This week we’ve received two big bits of economic news: CPI inflation fell to just 0.3% in January, while earnings growth remained roughly steady at 1.7% in the three months to December. This means that we are likely to see a fourth consecutive month of real earnings growth in January, although we are still a long way from the pre-crisis normal.
What does the chart show?
The blue line represents the percentage change in the 3 month average weekly earnings (excluding bonuses) compared to the same 3 months the previous year. The red line shows the percentage change in the CPI measure of inflation, also averaged over 3 months and compared to the same 3 month period in the previous year.
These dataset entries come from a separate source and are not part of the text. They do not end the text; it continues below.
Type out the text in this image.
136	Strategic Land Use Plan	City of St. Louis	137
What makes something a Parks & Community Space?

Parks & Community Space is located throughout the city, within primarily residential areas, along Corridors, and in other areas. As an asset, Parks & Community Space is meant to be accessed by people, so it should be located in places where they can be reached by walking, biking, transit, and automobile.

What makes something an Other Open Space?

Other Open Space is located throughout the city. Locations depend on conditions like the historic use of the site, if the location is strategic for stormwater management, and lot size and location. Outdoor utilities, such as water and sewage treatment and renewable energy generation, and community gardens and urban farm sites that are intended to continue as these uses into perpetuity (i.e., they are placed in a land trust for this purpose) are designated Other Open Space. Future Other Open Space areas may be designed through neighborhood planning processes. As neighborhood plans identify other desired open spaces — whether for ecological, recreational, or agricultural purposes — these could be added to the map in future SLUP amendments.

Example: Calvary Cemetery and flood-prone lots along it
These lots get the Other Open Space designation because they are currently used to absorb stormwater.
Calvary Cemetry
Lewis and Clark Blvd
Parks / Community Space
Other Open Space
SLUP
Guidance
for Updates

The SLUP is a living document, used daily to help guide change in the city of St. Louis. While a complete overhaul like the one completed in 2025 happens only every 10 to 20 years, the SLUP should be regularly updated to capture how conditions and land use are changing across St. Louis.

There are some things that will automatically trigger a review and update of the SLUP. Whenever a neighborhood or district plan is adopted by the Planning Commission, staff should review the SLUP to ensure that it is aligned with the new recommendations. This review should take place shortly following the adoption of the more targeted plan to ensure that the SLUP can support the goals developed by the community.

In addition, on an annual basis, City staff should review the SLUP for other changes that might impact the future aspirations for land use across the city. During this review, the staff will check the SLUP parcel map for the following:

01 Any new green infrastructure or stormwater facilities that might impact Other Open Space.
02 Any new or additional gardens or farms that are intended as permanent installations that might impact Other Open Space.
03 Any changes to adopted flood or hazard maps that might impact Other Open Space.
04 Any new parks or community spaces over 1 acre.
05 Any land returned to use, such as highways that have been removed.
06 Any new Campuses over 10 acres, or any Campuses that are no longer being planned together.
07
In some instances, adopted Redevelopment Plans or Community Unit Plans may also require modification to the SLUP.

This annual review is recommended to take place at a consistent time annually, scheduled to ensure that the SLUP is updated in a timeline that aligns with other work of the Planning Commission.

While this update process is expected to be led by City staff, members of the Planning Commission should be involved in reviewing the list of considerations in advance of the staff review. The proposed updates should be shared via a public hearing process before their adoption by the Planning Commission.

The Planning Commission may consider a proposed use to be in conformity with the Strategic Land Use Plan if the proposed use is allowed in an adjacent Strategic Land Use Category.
Why is the chart interesting?
The financial crisis prompted the biggest contraction in real wages for at least 150 years in the UK, but in the last few months we’ve started to see earnings growth overtake inflation for the first time since 2008. This is obviously very promising news, and although there is still a long way to go until real earnings regain their previous peak, as workers feel better off this will hopefully feed through into the rest of the economy. It is worth pointing out that this real earnings growth has been largely as a result of exceptionally low inflation, rather than particularly strong wage rises. The pre-crisis norm was roughly 4% annual wage growth, which dropped to 2% between 2009 and 2012, and then again to 1% after that. The recovery in earnings growth we’ve seen recently has been back to that 2009-12, rather than the pre-crisis, level. However, in the short term at least, most people won’t mind where the real pay rise comes from.